At the start here, I want to apologize to those who may be frustrated 
with my changing the subject line for this EFI stuff. The subject 
appears to be at least a "warm one," if not a "hot one."  Therefore, 
many things get hidden in the replies.  So, in an attempt to keep things 
fresh and simple, I just start a new thread. When the time comes, and it 
will be quite soon now, I will post the basics of my "how I did it" and, 
if people are interested, post what I learned, the reasons why I did 
what I did, my conclusions and what I think is left for my future testing.

I was able to get the kernel to load.  That's the good news.  The bad 
news is that I got a kernel panic.  But, as I write this, I'm fixing 
that.  I have another kernel in the oven.

Using the kernel's efi-stubs was last on my list of testing.  I thought 
I knew grub pretty well and didn't know anything about initrd's and 
initramfs, and everything that I had read about the efi-stubs included 
one of those two.  But Geoff's success with his imbedded kernel command 
line looked promising so I did it.

One of the things he cautioned about, and I'm reinforcing now, is to 
make sure that all the drivers the kernel needs to boot are either 
configured into the kernel or made available on the EFI partition so 
that the kernel can load them.  That turned out to be my problem.  I had 
the "ahci" drivers configured as modules, and since the kernel couldn't 
load my hard drive, it couldn't mount the filesystem.  Here are the 
kernel configuration options I used:

CONFIG_CMDLINE_BOOLEAN=y
CONFIG_CMDLINE="root=/dev/xxxx" (xxxx=partition containing LFS)
CONFIG_EFI_PARTITION=y

CONFIG_EFI=y
CONFIG_EFI_STUB=y
CONFIG_FB_EFI=y

CONFIG_FRAMEBUFFER_CONSOLE=y

CONFIG_RELOCATABLE=y

CONFIG_EFI_VARS=n (shows up as "Not Set)

CONFIG_EFIVAR_FS=y


Please note that these are the same as Geoff posted last night with the 
exception that he used EFIVARS and not EFIVARFS.  I did this because 
efivarfs is replacing efivars sometime in the future.


Then it's just a matter of getting the kernel to the EFI partition and 
getting the entry into the Boot Manager.

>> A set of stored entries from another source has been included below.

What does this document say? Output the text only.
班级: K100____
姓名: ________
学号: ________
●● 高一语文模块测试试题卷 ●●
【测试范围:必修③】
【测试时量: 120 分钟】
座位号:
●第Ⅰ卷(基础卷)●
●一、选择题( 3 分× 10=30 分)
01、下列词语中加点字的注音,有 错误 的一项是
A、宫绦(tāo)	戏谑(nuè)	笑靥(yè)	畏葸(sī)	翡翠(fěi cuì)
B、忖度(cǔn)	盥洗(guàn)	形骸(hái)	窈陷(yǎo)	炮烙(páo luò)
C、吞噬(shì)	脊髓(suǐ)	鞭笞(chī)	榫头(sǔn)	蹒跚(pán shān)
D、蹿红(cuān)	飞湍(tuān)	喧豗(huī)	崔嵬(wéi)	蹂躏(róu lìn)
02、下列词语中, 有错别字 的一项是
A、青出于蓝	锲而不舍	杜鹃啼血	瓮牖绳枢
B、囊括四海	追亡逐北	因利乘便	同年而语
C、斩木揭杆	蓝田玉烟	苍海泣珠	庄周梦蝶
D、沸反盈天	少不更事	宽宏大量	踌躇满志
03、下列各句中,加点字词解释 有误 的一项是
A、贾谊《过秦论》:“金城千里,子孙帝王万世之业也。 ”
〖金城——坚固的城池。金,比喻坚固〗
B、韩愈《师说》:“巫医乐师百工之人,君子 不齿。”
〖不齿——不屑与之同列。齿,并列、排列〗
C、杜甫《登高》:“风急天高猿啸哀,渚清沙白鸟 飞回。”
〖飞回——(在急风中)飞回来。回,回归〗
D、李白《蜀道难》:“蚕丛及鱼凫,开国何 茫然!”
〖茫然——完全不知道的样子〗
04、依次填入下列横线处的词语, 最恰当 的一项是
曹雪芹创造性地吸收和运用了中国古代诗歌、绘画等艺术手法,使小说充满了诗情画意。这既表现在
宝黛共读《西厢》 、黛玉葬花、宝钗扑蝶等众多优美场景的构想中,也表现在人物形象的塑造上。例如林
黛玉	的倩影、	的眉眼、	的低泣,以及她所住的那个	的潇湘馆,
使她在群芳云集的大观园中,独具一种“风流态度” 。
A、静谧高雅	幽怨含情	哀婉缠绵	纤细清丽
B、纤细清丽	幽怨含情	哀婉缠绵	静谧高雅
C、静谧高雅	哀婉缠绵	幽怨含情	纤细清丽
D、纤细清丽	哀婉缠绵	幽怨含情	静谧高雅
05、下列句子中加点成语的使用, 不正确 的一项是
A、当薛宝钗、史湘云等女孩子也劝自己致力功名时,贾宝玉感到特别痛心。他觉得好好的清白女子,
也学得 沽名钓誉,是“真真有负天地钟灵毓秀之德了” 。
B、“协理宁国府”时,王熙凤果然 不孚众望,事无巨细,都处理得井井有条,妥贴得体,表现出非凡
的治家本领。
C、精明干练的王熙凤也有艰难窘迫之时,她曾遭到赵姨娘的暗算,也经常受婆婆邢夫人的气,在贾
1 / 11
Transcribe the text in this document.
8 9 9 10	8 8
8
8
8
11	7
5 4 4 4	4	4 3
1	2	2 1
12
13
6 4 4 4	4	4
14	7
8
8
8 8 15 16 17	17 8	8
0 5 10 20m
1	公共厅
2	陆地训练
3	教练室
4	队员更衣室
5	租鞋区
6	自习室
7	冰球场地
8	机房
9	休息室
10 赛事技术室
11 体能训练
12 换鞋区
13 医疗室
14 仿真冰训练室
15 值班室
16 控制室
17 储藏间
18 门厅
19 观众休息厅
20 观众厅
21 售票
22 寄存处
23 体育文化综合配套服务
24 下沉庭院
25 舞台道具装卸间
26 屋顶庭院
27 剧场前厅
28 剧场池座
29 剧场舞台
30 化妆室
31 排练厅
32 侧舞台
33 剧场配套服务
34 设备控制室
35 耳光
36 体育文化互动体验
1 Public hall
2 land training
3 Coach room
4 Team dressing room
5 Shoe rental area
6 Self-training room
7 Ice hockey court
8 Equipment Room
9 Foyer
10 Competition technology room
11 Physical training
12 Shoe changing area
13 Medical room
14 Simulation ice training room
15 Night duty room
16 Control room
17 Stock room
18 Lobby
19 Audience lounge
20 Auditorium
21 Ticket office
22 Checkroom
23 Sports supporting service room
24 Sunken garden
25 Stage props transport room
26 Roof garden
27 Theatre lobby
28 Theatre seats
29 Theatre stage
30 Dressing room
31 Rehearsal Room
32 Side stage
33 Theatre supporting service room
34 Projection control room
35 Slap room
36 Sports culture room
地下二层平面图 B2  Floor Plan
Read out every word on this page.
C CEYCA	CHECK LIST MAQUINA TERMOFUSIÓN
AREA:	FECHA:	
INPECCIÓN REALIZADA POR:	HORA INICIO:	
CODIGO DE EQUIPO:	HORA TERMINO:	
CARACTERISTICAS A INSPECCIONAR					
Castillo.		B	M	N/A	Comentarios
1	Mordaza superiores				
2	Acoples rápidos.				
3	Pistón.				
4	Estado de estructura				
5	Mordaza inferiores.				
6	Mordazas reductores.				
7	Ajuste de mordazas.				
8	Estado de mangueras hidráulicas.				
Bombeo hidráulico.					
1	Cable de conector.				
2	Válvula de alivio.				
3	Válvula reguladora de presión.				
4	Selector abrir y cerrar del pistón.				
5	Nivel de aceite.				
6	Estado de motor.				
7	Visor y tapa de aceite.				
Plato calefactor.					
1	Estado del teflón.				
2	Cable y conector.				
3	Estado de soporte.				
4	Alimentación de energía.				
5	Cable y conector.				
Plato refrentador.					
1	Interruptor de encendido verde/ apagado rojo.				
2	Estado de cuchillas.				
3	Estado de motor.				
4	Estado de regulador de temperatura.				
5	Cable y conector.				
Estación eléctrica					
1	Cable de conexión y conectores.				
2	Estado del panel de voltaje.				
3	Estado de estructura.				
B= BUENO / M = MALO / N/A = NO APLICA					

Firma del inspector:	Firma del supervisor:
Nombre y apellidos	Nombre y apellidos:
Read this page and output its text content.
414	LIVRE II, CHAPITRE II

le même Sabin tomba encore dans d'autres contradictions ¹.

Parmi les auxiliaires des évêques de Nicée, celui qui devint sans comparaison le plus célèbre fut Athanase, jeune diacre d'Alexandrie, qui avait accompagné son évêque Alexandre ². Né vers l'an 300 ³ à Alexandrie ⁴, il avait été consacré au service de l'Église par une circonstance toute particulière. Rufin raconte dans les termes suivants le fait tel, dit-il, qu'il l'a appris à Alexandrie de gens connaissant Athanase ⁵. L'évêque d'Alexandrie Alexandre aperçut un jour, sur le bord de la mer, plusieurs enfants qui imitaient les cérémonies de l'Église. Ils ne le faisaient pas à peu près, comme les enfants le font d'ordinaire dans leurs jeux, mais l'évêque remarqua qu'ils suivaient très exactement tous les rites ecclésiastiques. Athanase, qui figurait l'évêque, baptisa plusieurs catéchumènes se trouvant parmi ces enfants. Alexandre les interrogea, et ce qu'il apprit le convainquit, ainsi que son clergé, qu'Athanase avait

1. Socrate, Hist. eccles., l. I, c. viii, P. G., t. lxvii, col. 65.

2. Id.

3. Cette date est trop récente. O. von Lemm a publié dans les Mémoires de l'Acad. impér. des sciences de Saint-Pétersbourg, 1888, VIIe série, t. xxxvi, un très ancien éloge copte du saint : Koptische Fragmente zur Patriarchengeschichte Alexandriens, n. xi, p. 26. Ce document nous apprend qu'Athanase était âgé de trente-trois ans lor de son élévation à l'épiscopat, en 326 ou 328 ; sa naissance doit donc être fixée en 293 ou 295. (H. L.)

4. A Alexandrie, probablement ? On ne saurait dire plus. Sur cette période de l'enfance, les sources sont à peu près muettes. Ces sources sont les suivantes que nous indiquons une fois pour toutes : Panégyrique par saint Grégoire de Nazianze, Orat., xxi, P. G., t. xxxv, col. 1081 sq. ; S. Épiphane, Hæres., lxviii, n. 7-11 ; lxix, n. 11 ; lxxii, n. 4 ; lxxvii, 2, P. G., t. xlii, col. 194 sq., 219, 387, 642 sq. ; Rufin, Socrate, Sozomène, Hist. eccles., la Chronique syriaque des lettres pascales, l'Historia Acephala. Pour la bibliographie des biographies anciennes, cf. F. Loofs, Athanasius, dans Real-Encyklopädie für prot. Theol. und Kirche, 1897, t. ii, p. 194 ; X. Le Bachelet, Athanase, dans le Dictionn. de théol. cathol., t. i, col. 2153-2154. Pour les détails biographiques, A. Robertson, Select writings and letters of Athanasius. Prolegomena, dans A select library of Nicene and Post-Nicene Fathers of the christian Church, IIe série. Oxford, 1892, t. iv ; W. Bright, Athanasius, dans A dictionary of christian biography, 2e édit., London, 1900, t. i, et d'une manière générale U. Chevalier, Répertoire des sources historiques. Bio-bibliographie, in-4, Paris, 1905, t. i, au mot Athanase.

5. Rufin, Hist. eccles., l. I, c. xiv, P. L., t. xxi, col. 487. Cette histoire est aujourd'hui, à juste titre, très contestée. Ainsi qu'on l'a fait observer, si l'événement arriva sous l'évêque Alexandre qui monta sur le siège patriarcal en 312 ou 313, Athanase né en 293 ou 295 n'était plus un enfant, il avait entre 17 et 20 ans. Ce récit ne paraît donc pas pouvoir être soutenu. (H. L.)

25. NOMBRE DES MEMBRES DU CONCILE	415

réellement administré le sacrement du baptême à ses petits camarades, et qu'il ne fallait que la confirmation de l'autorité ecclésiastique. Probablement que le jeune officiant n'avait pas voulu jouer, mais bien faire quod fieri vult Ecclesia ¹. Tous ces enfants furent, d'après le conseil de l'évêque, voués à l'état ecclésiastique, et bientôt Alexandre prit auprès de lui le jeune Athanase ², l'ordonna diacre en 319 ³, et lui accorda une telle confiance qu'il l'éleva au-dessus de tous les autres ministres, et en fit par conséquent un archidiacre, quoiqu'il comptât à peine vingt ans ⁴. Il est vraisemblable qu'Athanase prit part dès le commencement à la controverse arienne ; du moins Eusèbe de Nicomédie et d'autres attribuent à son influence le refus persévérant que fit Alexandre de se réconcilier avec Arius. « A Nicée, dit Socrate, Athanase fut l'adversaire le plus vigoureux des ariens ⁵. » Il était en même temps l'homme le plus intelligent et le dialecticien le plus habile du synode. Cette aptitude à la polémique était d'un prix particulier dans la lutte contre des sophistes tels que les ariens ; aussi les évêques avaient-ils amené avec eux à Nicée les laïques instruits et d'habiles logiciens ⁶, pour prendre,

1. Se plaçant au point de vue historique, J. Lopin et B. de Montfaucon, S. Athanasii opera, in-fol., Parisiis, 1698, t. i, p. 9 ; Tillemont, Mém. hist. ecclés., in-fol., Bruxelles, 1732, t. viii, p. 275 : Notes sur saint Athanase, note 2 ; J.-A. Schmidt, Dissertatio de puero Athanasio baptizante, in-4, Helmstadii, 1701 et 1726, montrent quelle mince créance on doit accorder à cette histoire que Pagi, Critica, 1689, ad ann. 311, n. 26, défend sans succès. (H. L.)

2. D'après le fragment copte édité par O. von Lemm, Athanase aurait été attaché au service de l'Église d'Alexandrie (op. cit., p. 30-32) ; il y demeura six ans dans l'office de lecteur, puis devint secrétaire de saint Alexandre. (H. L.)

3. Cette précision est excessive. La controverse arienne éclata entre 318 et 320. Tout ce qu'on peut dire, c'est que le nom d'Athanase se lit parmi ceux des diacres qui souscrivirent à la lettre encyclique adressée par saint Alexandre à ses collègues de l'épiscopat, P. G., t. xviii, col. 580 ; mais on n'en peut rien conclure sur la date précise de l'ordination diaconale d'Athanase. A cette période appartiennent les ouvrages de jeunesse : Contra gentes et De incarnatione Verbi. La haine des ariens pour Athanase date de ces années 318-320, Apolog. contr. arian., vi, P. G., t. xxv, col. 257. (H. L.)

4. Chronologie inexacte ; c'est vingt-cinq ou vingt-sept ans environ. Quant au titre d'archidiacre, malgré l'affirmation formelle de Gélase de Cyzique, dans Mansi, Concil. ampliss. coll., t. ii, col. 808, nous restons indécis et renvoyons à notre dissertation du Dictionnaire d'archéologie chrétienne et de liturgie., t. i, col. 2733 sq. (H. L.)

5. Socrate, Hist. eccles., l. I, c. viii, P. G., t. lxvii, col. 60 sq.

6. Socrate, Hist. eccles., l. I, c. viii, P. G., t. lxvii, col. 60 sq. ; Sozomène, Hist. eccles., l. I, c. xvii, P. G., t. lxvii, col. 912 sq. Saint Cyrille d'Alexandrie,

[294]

My EFI partition is mounted at 
/boot/efi so it was:


mkdir -vp /boot/efi/EFI/lfs-7.4
cp -v /boot/vmlinuz-<et cetera> /boot/efi/EFI/lfs-7.4/vimliuz-<et 
cetera.,efi


I don't know if the ".efi" was necessary, but all the files I've seen on 
the EFI partition end like that.  Geoff gave the command he used for 
efibootmgr, but I started using gummiboot, so I did my "gummiboot thing."


The result of booting was a kernel panic, but that's farther than I have 
gotten since I started doing this research.  I can fix a kernel panic.  
But the interesting conclusion that I have drawn is that unless GRUB2 is 
hacked it won't boot a kernel "in the old way."  When I was testing, I 
never got my kernel to load and I couldn't load Ubuntu unless I 
chainloaded its efi file like I do Windoze.  Last night William 
Harrington posted a link to the Fedora site regarding grub patches.  
There were a lot.  Also, let me quote the "FEDORA.README" from that link:


> GRUB 2 provides various feature enhancements over the previous GRUB version
> (referred to as "GRUB", or "GRUB Legacy") which has been unmaintained upstream
> for years. GRUB has thus been deprecated in Fedora and replaced by GRUB 2 for
> BIOS systems. (EFI systems still uses GRUB Legacy from the new grub-efi 
> package.)

So, Fedora is using grub legacy to boot into an efi environment. The 
vast majority of threads I have found at arch-linux, ubuntu, gentoo and 
openSuse all talk about not being able to boot other things with GRUB2.  
Very few, if any, people complain about their distros not booting.

I think that if LFS is going to document how to boot using an EFI 
partition, then the most stripped down way is with the kernel efi-stubs 
and efibootmgr.  If someone chooses that option for their system, there 
is no need for GRUB2.  Multiboot options can be handled either by 
efibootmgr, which is the simplest, gummiboot or rEFInd.

I'm still going to try to find a way to use GRUB2 in this.  But, I 
haven't done any building for my LFS system in almost a month and I want 
to get back to it.  I'm going to let this grub stuff grow penicillin in 
my brain for awhile and then try again.